By A.J. Foyt
The Kentucky Indy 300 was one of those races where everything fell against us.
We started off strong. Vitor Meira was second in the first practice when he ran the ABC Supply car in race trim. He was able to pass cars inside and outside so we knew we had a good car for the race. The second practice he ran in qualifying trim and he dropped off a bit. We figured he was about 11th quick.
For some reason in qualifying, he didn’t have the speed he’d shown earlier. He qualified 21st out of 29 cars which was very disappointing for him and us. But Kentucky is one of those tracks where you can pass and we knew we had a good ‘race’ car so I wasn’t too worried.
When the green dropped, Vitor started making his way to the front. By the time he came in for his first pit stop, he’d worked his way up to 12th. We had a good stop under green but when he went to leave, E.J. Viso was coming into his pitbox which was right ahead of us. They almost hit but my son Larry Foyt who calls the races, stopped Vitor in time. But we had to roll him back and then send him out.
You just feel sick because he lost all those spots he’d gained plus a lot of track position. He was back to 20th and 20 laps later, the pack caught him and Dario Franchitti put him a lap down. But he did have a fast car because he tucked in behind Franchitti and the two of them pulled away from the pack!
The yellow came out for debris on the track about seven laps later. We stayed out while the cars on the lead lap pitted. Then we got the wave around the pace car so we got our lap back. Then Vitor pitted and the ABC Supply crew fueled and changed tires in 6.9 seconds. That quick stop allowed Vitor to beat the pace car to the blend line so he hustled to the back of the line in time to take the green.
Once again, he started picking cars off one at a time. In the meantime our pit stand was a prime seat for some of the action that took place in the pits which was plenty that day. Simona DeSilvestro lost control of her car exiting her pitbox and came into Viso’s pitbox where his crew had tires laid out because they were waiting for Viso to pit. Most of the guys got out of the way except the right front tire changer. He jumped up onto the sidepod of DeSilvestro’s car as she slid broadside into the pitbox. His move turned what could have been a terrible accident into just a bad accident. He had a leg injury but it could have been a lot worse.
That accident brought out the yellow. By this time Vitor was back up to 14th. He came into his pitbox and we gave him a good stop again but all hell broke out in Viso’s box. Marco Andretti was racing Graham Rahal down pit lane. Viso was ahead of Andretti and Alex Lloyd was ahead of Rahal. As Viso and Lloyd turned into their pit boxes, Andretti was between them and the three of them made contact – it looked like all three were going for the same parking space.
Vitor was ready to exit his pit box but he had nowhere to go. The crew had to pull him back and he finally got out of his box but he lost more positions instead of gaining them. He was back to 17th. Once again he started to make his way to the front and had gotten as high as 12th but when he tried to pass Danica Patrick for 11th, she ran him high, he got into the marbles and instead of gaining a position, he lost four!

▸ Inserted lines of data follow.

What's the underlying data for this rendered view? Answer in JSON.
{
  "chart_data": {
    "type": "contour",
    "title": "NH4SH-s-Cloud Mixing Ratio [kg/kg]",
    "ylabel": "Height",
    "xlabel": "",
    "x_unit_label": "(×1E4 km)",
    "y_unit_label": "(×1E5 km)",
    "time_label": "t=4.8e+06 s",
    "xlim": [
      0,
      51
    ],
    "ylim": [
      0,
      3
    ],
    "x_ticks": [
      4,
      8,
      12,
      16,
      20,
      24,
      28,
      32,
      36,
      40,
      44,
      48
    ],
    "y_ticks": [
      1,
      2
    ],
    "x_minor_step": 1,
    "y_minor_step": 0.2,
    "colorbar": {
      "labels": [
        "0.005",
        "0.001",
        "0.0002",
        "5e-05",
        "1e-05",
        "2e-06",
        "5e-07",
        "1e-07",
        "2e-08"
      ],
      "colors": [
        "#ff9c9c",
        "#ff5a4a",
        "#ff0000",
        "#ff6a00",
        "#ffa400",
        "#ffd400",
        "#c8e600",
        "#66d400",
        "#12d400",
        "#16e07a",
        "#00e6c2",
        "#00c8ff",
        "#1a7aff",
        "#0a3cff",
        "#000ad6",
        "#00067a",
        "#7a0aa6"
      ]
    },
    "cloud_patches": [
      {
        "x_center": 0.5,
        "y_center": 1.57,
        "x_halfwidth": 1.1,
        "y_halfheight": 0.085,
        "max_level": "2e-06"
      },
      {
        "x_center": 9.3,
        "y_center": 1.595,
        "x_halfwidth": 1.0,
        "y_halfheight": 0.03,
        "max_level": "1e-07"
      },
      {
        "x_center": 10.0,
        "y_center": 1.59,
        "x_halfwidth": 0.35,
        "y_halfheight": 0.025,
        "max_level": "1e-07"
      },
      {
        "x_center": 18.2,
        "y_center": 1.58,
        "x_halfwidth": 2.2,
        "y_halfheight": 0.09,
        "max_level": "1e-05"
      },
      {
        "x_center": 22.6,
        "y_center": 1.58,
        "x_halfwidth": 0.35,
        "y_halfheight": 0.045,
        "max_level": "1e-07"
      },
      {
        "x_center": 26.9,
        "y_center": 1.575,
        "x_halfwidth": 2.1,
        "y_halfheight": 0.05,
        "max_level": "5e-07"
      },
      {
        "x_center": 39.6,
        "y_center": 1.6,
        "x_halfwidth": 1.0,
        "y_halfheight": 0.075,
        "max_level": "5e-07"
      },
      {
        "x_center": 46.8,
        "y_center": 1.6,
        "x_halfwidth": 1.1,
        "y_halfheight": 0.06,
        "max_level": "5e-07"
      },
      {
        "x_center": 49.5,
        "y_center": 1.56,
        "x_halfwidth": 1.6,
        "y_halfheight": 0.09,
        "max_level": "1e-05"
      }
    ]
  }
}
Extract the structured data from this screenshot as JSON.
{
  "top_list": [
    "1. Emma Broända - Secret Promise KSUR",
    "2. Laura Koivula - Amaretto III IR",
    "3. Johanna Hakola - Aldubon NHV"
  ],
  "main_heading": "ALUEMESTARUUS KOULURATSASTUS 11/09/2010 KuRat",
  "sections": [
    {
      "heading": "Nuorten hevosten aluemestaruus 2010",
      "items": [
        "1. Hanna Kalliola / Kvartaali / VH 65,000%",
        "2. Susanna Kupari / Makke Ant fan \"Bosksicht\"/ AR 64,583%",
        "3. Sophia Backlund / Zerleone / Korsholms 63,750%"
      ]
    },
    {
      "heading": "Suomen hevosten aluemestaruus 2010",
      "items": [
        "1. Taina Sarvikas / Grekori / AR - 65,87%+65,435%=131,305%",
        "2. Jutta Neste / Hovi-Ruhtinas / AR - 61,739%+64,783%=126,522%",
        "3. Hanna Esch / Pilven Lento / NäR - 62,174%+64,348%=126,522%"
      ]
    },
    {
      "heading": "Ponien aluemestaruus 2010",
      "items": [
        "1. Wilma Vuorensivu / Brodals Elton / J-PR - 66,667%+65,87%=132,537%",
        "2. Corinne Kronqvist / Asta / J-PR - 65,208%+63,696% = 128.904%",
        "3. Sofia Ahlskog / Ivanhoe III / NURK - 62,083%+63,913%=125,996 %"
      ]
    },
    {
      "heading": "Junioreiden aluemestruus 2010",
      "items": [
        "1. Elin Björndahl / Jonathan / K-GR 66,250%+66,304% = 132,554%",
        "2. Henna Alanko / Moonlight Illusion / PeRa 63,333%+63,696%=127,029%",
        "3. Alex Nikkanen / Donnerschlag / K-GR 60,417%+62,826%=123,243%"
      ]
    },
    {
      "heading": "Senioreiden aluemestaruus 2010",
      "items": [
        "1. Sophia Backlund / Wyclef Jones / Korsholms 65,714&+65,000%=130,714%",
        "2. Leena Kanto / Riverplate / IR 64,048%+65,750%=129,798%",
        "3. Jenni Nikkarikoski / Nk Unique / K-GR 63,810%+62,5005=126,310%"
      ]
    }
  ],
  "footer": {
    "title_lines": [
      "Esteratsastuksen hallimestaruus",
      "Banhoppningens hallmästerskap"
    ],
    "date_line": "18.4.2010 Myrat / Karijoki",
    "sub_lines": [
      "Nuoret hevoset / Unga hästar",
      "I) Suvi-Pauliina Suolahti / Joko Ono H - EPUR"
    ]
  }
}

On lap 166, the yellow came out for Ana Beatriz’s crash in turn 4-she was okay-and he was back up to 15th. But in the final stint he dropped back to 17th, he couldn’t pass in the pack but once the cars strung out, he could race them down. With three laps to go, he passed Tony Kanaan for 16th.
It was a disappointing race for us because the car was fast--Vitor had the fifth quickest lap in the race. It felt like every time we moved forward one step, things happened to put us back two. At least we know the ABC Supply car will be fast at Las Vegas Motor Speedway which is another 1.5 mile banked track like Kentucky.
I’d like to congratulate Ed Carpenter and his team owner Sarah Fisher on winning their first race together! Ed drove a helluva race beating Franchitti across the finish line by inches. The last 20 laps these guys were trading the lead back and forth—the fans were on their feet watching this fight at over 216 miles per hour. I can tell you there is nothing that compares to winning a race like that. It is the best feeling in the world.
We have a weekend off before we head to Las Vegas for our final race of the year and final race for the current Dallara Indy car and Honda engine. There will be a record 34 cars at that race. If everyone qualifies without any problems, we will be starting more cars than we do in the Indianapolis 500 on a track that is a mile shorter in length.
I hope the fans turn out for this one. The IZOD IndyCar championship is on the line because point leader Will Power had problems in Kentucky which gave the lead back to Franchitti. If you can’t be there in person, tune in on Sunday, Oct. 16th for the race which will be broadcast on ABC starting at 3:30 p.m. Eastern Time.
It will be a no-holds-barred fight—just like you’d expect in Las Vegas!